— Ну, иди с Господом… — шепчет Горкин и чуть поталкивает, а у меня ноги не идут, и опять все грехи забыл.
Он ведет меня за руку и шепчет — «иди, голубок, покайся». А я ничего не вижу, глаза застлало. Он вытирает мне глаза пальцем, и я вижу за ширмами аналой и о. Виктора. Он манит меня и шепчет: «ну, милый, откройся перед Крестом и Евангелием, как перед Господом, в чем согрешал… не убойся, не утаи…» Я плачу, не знаю, что говорить. Он наклоняется и шепчет: «ну, папашеньку-мамашеньку не слушался…» А я только про лапку помню.
— Ну, что еще… не слушался… надо слушаться… Что, какую лапку?..
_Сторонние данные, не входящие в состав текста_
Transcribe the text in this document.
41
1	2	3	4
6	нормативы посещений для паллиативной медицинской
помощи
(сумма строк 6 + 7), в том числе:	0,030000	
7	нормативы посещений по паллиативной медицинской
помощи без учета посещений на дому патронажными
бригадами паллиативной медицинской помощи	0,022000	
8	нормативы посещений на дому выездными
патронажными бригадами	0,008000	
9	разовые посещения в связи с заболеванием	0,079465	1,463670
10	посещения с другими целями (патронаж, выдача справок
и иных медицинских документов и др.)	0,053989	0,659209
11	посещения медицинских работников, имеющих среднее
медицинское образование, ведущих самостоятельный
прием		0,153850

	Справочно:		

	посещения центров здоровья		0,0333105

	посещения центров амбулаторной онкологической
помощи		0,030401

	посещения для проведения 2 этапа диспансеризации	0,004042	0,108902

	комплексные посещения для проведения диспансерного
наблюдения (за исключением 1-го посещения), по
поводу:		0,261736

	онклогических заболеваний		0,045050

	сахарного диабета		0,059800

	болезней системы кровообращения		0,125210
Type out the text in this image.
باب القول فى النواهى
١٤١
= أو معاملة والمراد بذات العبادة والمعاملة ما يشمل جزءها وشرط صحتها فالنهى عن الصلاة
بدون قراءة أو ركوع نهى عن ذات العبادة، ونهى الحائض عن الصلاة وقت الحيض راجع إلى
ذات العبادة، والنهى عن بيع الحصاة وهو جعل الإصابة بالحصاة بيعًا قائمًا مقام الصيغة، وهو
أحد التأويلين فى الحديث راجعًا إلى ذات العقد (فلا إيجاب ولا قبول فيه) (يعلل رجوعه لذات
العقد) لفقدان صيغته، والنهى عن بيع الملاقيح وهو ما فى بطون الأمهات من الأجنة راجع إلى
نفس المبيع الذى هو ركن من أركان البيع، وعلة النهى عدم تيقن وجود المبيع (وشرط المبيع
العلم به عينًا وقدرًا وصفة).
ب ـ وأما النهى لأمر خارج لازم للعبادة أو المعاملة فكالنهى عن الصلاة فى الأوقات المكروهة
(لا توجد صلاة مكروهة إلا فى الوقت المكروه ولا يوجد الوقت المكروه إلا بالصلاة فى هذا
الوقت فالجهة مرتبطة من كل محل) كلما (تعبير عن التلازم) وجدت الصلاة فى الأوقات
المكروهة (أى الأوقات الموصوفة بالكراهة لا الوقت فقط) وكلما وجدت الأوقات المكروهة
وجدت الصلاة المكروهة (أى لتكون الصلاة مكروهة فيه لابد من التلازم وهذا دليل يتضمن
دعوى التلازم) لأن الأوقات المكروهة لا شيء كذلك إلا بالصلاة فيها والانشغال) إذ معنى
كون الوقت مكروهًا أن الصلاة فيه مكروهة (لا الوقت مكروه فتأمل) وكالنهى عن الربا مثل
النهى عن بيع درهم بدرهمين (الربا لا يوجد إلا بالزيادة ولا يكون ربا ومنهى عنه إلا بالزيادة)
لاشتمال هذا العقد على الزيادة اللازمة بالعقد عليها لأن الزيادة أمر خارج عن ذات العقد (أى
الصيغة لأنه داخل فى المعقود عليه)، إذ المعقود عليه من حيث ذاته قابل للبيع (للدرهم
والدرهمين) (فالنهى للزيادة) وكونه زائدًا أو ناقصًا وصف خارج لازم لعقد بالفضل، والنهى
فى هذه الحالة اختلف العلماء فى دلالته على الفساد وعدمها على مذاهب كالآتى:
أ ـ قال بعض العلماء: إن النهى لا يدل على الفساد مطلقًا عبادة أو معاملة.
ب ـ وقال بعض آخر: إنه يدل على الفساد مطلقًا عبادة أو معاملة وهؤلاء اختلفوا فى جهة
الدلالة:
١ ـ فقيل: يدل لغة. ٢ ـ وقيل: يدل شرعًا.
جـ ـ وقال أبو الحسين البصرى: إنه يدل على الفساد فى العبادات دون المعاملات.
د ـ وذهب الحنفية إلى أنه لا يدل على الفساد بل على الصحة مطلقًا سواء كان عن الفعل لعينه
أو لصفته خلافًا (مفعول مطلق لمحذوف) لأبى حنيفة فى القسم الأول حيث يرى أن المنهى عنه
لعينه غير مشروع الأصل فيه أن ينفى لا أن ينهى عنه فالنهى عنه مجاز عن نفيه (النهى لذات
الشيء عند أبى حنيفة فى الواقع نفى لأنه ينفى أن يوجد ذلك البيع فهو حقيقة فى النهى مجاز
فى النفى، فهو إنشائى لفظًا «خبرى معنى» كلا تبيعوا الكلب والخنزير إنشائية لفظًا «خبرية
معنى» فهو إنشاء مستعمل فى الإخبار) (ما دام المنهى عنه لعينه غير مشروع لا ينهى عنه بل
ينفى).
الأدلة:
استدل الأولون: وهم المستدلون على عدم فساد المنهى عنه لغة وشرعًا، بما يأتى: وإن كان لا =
Я едва вышептываю сквозь слезы:
— Гусиная лапка… гу… синую лапку… позавидовал… Он начинает допрашивать, что за лапка, ласково так выспрашивает, и я ему открываю все. Он гладит меня по головке и вздыхает:
— Так, умник… не утаил… и душе легче. Ну, еще что?..
Мне легко, и я говорю про все: и про лопату, и про, яичко, и даже как осуждал о. протодьякона, про моченые яблоки и его живот. Батюшка читает мне наставление, что завидовать и осуждать большой грех, особенно старших.
— Ишь, ты, какой заметливый… — и хвалит за «рачение» о душе.
Но я не понимаю, что такое — «рачение». Накрывает меня епитрахилью и крестит голову. И я радостно слышу: «…прощаю и разрешаю».
Выхожу из-за ширмочки, все на меня глядят, — очень я долго был. Может быть, думают, какой я великий грешник. А на душе так легко-легко.